Ao longo desse período, Airton também mudou a forma de enxergar os relacionamentos na maturidade. Se antes dizia que pessoas mais velhas sabiam exatamente o que queriam, hoje acredita que a realidade é um pouco diferente. “Talvez ninguém saiba exatamente o que quer. Mas, depois dos 40, as pessoas sabem muito bem o que não querem”.

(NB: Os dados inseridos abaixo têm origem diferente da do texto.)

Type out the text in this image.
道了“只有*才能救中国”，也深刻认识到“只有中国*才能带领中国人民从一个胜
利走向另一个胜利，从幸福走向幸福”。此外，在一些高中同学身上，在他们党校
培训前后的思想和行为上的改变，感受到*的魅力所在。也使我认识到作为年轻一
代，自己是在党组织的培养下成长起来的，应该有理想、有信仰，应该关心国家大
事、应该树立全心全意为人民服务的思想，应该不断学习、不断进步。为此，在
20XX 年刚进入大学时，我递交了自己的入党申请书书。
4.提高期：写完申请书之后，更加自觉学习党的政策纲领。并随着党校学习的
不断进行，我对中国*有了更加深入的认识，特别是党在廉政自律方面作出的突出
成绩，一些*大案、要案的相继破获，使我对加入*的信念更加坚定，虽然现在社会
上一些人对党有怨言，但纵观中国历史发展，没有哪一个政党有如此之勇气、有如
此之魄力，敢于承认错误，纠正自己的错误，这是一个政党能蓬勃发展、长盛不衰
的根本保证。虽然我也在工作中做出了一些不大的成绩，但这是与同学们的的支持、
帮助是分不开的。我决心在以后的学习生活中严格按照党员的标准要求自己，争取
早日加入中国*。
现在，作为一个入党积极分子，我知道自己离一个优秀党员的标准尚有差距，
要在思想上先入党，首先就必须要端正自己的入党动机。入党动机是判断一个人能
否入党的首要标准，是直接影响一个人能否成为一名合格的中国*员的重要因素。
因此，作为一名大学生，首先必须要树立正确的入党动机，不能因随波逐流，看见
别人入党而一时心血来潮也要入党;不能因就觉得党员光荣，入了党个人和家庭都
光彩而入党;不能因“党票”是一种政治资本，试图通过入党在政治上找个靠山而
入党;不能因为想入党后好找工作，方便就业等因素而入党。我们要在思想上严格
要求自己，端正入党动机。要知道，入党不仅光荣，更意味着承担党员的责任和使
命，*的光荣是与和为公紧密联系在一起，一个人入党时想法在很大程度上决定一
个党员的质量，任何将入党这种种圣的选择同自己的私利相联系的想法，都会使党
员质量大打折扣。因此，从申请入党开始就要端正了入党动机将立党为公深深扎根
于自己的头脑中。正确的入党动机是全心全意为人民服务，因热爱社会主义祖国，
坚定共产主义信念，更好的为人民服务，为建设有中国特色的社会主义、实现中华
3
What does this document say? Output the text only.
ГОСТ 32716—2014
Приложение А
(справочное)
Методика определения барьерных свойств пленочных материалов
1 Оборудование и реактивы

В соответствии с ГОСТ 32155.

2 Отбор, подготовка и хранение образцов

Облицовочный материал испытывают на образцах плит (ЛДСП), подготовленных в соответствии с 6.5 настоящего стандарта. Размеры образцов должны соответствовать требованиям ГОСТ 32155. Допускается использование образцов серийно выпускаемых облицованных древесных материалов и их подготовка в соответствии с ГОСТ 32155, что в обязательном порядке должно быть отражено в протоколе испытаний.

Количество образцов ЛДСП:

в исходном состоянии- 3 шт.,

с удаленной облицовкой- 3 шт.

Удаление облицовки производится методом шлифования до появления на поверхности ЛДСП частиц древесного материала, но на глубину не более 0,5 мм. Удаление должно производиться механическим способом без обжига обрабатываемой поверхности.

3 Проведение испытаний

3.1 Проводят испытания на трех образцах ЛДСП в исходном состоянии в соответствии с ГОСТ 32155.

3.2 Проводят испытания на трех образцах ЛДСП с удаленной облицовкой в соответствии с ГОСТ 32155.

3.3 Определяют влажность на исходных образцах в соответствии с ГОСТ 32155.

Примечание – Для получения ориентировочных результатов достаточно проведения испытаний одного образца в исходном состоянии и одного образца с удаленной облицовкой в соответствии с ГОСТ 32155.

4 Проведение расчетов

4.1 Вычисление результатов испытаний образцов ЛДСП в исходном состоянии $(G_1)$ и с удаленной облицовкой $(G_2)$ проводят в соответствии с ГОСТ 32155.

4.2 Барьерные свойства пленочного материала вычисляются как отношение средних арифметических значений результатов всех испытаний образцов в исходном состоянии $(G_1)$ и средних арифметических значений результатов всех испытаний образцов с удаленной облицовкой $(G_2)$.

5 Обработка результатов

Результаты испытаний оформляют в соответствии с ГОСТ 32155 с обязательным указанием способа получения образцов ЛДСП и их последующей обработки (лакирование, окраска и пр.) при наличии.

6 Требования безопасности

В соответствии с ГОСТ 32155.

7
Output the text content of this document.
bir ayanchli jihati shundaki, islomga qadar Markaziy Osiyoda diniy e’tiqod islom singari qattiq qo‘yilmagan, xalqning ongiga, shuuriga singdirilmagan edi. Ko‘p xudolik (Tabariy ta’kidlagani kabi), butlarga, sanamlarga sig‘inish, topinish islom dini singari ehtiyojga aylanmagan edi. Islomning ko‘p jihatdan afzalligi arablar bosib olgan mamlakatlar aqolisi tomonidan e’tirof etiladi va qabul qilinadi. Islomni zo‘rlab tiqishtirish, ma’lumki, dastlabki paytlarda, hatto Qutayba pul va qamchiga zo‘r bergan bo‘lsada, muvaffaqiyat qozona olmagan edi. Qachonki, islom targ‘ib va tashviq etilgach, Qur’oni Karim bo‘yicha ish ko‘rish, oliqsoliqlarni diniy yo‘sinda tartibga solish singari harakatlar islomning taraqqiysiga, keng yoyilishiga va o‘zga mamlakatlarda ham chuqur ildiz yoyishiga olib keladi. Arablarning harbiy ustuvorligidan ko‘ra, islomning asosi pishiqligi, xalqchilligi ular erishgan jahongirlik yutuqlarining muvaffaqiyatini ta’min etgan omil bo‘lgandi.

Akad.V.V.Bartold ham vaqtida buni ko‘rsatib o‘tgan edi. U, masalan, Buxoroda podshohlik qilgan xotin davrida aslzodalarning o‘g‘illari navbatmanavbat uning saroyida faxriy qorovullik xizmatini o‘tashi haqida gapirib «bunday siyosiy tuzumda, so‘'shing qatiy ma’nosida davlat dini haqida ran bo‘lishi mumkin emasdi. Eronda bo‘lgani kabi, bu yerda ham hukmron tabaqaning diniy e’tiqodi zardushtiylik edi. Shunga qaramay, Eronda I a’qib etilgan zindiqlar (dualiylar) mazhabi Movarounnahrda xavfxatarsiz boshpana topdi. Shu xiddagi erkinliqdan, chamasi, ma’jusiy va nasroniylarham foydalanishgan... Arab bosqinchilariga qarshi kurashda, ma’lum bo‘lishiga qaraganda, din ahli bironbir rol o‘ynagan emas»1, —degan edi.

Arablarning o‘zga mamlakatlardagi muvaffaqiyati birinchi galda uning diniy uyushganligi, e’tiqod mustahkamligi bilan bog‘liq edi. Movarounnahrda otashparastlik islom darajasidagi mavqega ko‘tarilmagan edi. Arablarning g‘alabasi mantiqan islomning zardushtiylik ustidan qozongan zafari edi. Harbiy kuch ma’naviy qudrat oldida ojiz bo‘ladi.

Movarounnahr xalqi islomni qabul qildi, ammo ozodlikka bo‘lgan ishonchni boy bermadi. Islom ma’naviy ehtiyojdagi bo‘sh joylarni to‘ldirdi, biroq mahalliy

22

Segundo ele, estilo de vida, hábitos, planos para o futuro e até a distância entre as cidades passam a pesar mais na escolha de um parceiro. Ainda assim, defende que ninguém deve procurar alguém perfeito. “É importante ter valores e critérios, mas também estar aberto ao inesperado. Às vezes, justamente as diferenças aproximam as pessoas. Uma gosta de ópera, outra de balé. Uma prefere Chico Buarque, outra Caetano. Isso pode gerar descobertas e enriquecer a relação”.

EMOÇÃO
Se os números mostram o crescimento da plataforma ao longo dos últimos anos, são as histórias dos usuários que mais emocionam o fundador do Coroa Metade. Airton admite que costuma se sensibilizar sempre que acompanha casais que começaram uma conversa no site e acabaram formando uma família.

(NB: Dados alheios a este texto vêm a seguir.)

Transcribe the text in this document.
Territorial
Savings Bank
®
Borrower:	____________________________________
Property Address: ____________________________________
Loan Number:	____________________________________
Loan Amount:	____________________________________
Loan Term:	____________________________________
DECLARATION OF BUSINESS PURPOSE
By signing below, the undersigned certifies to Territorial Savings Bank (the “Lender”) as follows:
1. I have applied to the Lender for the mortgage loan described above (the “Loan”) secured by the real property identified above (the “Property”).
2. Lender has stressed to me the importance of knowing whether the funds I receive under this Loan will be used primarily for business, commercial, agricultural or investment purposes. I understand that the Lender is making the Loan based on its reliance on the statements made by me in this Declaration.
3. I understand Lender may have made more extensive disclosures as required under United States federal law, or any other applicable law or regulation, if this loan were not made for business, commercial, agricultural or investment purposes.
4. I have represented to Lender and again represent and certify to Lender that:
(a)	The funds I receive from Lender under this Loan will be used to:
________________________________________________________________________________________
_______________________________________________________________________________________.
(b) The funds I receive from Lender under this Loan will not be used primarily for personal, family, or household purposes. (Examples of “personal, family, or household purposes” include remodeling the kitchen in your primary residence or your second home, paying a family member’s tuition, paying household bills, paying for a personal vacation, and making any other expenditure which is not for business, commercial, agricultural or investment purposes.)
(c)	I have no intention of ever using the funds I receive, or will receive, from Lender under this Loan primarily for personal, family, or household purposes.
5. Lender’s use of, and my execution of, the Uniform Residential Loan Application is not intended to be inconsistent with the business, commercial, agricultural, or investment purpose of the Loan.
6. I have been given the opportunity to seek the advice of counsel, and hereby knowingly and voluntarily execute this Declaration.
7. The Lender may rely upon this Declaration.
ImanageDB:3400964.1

Vera Garcia e Hélio de Fariase conheceram no Coroa Metade

A lembrança mais marcante envolve Vera Garcia e Hélio de Faria. Eles se conheceram por meio da plataforma e, algum tempo depois, Airton visitou o casal em Paulínia. Vera perdeu o braço direito ainda na infância e, durante um almoço, ele presenciou uma cena que nunca esqueceu. “Tentei passar o dia inteiro sem chorar. Depois, em uma churrascaria, vi o Hélio cortando a carne para ela. Era um gesto simples, mas cheio de carinho e cuidado. Aquilo ficou gravado na minha memória”.

Na volta para casa, a esposa dele, Maria, resumiu o sentimento. “Se o site não tivesse dado certo e só esse casamento tivesse acontecido, já teria valido a pena”.

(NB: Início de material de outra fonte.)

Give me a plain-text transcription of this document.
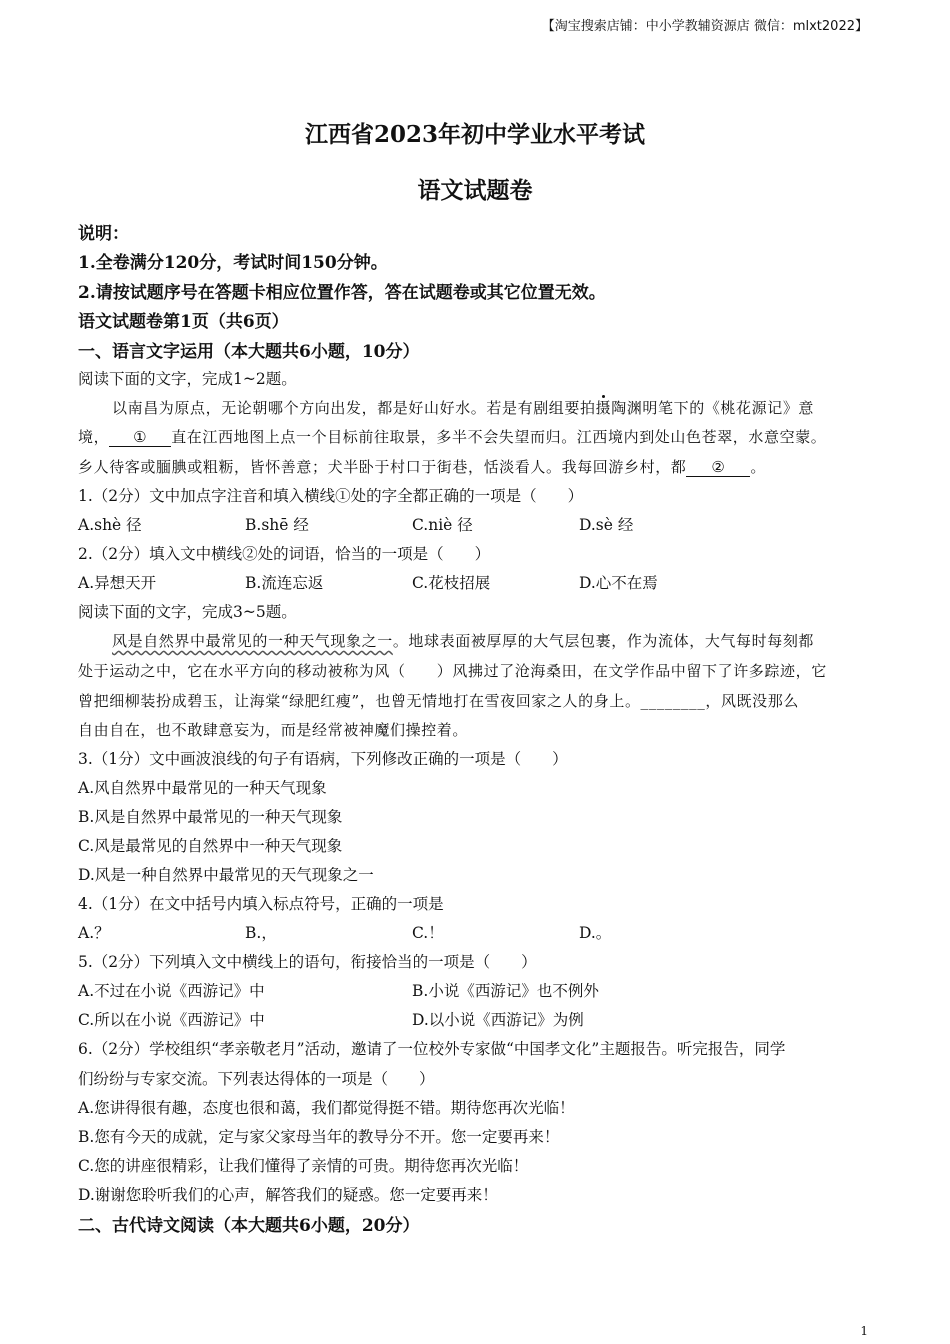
【淘宝搜索店铺：中小学教辅资源店 微信：mlxt2022】
江西省2023年初中学业水平考试
语文试题卷
说明：
1.全卷满分120分，考试时间150分钟。
2.请按试题序号在答题卡相应位置作答，答在试题卷或其它位置无效。
语文试题卷第1页（共6页）
一、语言文字运用（本大题共6小题，10分）
阅读下面的文字，完成1~2题。
以南昌为原点，无论朝哪个方向出发，都是好山好水。若是有剧组要拍摄陶渊明笔下的《桃花源记》意
境， ① 直在江西地图上点一个目标前往取景，多半不会失望而归。江西境内到处山色苍翠，水意空蒙。
乡人待客或腼腆或粗粝，皆怀善意；犬半卧于村口于街巷，恬淡看人。我每回游乡村，都 ② 。
1.（2分）文中加点字注音和填入横线①处的字全都正确的一项是（　　）
A.shè 径	B.shē 经	C.niè 径	D.sè 经
2.（2分）填入文中横线②处的词语，恰当的一项是（　　）
A.异想天开	B.流连忘返	C.花枝招展	D.心不在焉
阅读下面的文字，完成3~5题。
风是自然界中最常见的一种天气现象之一。地球表面被厚厚的大气层包裹，作为流体，大气每时每刻都
处于运动之中，它在水平方向的移动被称为风（　　）风拂过了沧海桑田，在文学作品中留下了许多踪迹，它
曾把细柳装扮成碧玉，让海棠“绿肥红瘦”，也曾无情地打在雪夜回家之人的身上。________，风既没那么
自由自在，也不敢肆意妄为，而是经常被神魔们操控着。
3.（1分）文中画波浪线的句子有语病，下列修改正确的一项是（　　）
A.风自然界中最常见的一种天气现象
B.风是自然界中最常见的一种天气现象
C.风是最常见的自然界中一种天气现象
D.风是一种自然界中最常见的天气现象之一
4.（1分）在文中括号内填入标点符号，正确的一项是
A.？	B.，	C.！	D.。
5.（2分）下列填入文中横线上的语句，衔接恰当的一项是（　　）
A.不过在小说《西游记》中	B.小说《西游记》也不例外
C.所以在小说《西游记》中	D.以小说《西游记》为例
6.（2分）学校组织“孝亲敬老月”活动，邀请了一位校外专家做“中国孝文化”主题报告。听完报告，同学
们纷纷与专家交流。下列表达得体的一项是（　　）
A.您讲得很有趣，态度也很和蔼，我们都觉得挺不错。期待您再次光临！
B.您有今天的成就，定与家父家母当年的教导分不开。您一定要再来！
C.您的讲座很精彩，让我们懂得了亲情的可贵。期待您再次光临！
D.谢谢您聆听我们的心声，解答我们的疑惑。您一定要再来！
二、古代诗文阅读（本大题共6小题，20分）
1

Outra história mostra que a internet nem sempre aproxima pessoas separadas por grandes distâncias. Um casal de Pirituba, em São Paulo, morava no mesmo bairro, tinha amigos em comum e frequentava lugares parecidos, mas nunca havia se encontrado. Foi um apelido utilizado no perfil que permitiu o primeiro contato. “A internet aproxima quem está longe, mas também aproxima quem sempre esteve perto”.

Os primeiros sinais de que o projeto realmente funcionaria apareceram poucos meses após o lançamento da plataforma. Airton recebeu uma mensagem de um professor de História que queria compartilhar uma novidade. “Ele escreveu dizendo: ‘quero te contar que você já tem pelo menos um beijo no seu site’. Aquilo foi uma alegria enorme”.

A partir daquele dia, Airton e Maria criaram uma tradição. Sempre que recebem a notícia de um namoro, casamento ou união iniciada no Coroa Metade, abrem um espumante para celebrar.

Além da plataforma de relacionamentos, Airton agora dedica parte do tempo ao desenvolvimento do portal Mundo Coroa, voltado ao público maduro, com conteúdos sobre cultura, comportamento, saúde, segurança e qualidade de vida. Também pretende ampliar o número de palestras e encontros presenciais, incluindo eventos em Santos.

Depois de mais de uma década reunindo histórias de recomeços, ele continua acreditando que encontrar um novo amor depende de duas atitudes que podem caminhar juntas: manter o coração aberto para novas possibilidades e a atenção necessária para que a confiança seja construída aos poucos.